Rusia Tuding AS Tutupi Dalang Serangan Teroris di Gedung Konser
Ukuran Huruf:
WARTABANJAR.COM, MOSCOW - Dinas Intelijen Luar Negeri Rusia (SVR) menuding Amerika Serikat menutup-nutupi dalang serangan teroris di aula konser Crocus City Hall di dekat Moskow. Upaya itu dilakukan dengan menciptakan wacana distorsi tentang apa yang sebenarnya terjadi.
"AS menutupi mereka yang bertanggung atas serangan teroris di Crocus City Hall," kata SVR seperti dilansir Wartabanjar.com dalam sebuah pernyataan.
Pernyataan itu juga menyebutkan bahwa dinas khusus AS ditugaskan untuk menghilangkan kecurigaan masyarakat dunia terhadap keterlibatan Presiden Ukraina Volodymyr Zelenskiy dalam serangan pada 22 Maret tersebut.
"Pembunuhan warga sipil di wilayah Moskow [di Crocus City Hall] terkait langsung dengan serangan roket masif dan serangan oleh kelompok-kelompok sabotase Ukraina di wilayah Kursk dan Belgorod," tulis pernyataan itu.
Baca juga: Kapolri Imbau Warga Atur Waktu Perjalanan Untuk Hindari Puncak Arus Mudik
Disebutkan pula bahwa pada saat yang sama, data yang diperoleh SVR mengindikasikan bahwa saat menyusun serangan, Ukraina secara aktif menggunakan informasi satelit yang diberikan oleh intelijen AS.
Kelompok-kelompok oposisi di luar negeri yang bergerak di luar organisasi politik resmi diperintahkan untuk mengangkat narasi tentang "upaya tidak masuk akal Pemerintah Rusia bahwa serangan teroris sebagai pembenaran tindakan mereka di Ukraina,” kata SVR.
Sebelumnya, Presiden Vladimir Putin menengarai petinggi Ukraina berada di balik aksi serangan itu. Bahkan kali ini AS juga disebut-sebut berusaha menutupi serangan teroris itu.
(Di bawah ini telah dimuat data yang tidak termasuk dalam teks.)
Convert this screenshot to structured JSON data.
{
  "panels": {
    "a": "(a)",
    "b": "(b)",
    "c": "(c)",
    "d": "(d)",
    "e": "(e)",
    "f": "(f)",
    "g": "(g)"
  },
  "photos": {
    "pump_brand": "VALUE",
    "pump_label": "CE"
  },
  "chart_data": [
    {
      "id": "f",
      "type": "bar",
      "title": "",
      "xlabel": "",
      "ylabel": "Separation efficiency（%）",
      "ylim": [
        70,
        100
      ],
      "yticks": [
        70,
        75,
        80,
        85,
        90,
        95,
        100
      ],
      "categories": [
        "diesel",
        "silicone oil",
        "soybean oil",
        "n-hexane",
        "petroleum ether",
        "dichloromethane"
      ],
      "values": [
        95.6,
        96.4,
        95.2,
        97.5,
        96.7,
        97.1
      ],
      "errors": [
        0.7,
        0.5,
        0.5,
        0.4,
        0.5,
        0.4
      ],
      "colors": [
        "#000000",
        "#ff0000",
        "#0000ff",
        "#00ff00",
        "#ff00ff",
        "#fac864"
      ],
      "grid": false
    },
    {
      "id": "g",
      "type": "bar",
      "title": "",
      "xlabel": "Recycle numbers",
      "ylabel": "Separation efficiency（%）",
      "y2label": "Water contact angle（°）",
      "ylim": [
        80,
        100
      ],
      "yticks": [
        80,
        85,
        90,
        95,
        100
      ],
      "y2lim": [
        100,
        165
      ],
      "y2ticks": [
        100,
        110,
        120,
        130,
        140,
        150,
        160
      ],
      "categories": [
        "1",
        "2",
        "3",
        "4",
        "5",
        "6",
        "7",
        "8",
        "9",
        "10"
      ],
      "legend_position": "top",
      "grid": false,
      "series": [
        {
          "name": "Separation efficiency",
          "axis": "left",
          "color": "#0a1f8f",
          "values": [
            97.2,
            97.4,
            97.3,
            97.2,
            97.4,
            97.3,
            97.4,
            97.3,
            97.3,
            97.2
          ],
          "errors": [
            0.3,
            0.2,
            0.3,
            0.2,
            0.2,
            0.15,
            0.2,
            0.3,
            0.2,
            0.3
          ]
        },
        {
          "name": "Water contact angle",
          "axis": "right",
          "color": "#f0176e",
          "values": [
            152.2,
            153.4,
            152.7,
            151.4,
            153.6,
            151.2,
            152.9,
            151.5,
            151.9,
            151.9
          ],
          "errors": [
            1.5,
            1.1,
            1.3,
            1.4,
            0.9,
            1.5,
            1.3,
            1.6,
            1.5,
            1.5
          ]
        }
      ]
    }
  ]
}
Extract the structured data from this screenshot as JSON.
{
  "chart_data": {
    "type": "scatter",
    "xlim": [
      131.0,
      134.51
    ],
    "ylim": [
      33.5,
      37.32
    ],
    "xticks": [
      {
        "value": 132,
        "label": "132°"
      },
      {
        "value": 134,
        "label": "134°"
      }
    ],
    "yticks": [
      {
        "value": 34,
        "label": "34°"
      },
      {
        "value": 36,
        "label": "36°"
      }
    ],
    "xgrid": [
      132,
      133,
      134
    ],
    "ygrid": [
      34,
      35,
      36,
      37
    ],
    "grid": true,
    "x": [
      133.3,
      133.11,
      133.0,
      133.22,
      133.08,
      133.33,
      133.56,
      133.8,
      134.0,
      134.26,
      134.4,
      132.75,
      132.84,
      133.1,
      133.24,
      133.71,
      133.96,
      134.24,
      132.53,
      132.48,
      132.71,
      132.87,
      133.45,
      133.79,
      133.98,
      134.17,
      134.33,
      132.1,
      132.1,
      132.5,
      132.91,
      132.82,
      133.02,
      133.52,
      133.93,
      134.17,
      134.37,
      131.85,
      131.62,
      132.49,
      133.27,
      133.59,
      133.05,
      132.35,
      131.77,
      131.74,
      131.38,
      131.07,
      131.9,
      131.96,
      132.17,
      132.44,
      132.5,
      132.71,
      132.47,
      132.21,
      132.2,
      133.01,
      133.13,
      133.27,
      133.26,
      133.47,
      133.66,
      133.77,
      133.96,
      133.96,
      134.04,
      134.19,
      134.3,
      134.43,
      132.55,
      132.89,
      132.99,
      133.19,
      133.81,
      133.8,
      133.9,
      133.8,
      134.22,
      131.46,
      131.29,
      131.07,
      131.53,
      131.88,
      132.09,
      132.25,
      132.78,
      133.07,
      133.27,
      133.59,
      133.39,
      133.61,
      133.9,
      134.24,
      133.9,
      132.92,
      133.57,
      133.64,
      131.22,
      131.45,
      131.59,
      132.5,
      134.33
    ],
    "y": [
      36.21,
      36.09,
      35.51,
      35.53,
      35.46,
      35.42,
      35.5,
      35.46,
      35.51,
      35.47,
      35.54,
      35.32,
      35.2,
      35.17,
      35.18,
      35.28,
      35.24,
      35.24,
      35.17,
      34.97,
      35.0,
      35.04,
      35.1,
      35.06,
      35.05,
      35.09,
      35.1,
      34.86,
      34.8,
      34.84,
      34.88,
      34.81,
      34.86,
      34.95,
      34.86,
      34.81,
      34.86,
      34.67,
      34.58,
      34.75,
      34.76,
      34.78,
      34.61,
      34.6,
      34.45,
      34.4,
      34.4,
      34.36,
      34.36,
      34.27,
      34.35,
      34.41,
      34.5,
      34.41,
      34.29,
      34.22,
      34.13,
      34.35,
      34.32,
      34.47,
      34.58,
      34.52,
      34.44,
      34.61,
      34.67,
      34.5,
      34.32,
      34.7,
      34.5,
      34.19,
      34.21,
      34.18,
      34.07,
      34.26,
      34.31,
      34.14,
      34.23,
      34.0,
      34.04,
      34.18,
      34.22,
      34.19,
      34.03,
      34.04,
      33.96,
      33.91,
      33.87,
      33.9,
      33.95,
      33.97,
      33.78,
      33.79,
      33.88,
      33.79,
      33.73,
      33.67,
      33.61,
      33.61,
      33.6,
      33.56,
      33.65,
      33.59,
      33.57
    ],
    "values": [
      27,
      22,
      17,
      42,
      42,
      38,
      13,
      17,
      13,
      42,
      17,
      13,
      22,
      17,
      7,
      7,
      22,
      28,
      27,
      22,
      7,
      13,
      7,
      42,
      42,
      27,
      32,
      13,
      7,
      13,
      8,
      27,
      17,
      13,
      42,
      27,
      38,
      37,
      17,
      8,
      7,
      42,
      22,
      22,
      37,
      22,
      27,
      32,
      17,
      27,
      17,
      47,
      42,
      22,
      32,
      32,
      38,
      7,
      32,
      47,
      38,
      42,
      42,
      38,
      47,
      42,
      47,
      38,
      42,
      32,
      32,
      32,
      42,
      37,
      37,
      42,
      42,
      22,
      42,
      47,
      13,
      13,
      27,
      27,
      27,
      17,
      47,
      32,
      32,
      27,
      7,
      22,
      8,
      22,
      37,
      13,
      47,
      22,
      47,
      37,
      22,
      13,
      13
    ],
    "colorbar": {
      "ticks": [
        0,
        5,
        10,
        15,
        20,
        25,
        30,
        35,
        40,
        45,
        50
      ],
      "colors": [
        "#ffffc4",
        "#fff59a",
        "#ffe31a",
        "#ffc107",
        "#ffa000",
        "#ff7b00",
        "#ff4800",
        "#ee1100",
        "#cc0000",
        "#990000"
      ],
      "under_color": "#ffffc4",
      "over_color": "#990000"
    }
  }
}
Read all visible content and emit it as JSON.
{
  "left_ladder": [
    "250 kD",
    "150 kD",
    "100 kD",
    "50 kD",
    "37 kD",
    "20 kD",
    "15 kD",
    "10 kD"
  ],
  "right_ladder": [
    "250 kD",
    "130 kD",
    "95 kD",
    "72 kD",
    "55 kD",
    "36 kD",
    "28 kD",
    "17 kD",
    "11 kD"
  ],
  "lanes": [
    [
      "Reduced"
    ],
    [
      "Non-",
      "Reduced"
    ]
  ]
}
Dalam insiden tersebut, ratusan warga menjadi korban tewas saat menyaksikan grup band idolanya beraksi. Usai serangan mematikan tersebut, Negara Islam Irak dan Syria mengklaim bertanggungjawab atas serangan itu,
Tak tinggal diam, penyidik Rusia berhasil mengamankan sejumlah pelaku penembakan brutal tersebut. Sedikitnya 8 orang disinyalir menjadi pelaku di lapangan. Mereka antara lain Muhammadsobir Fayzov sebagai pelaku termuda yang berprofesi sebagai tukang cukur rambut di sebuah kota dekat Moskow.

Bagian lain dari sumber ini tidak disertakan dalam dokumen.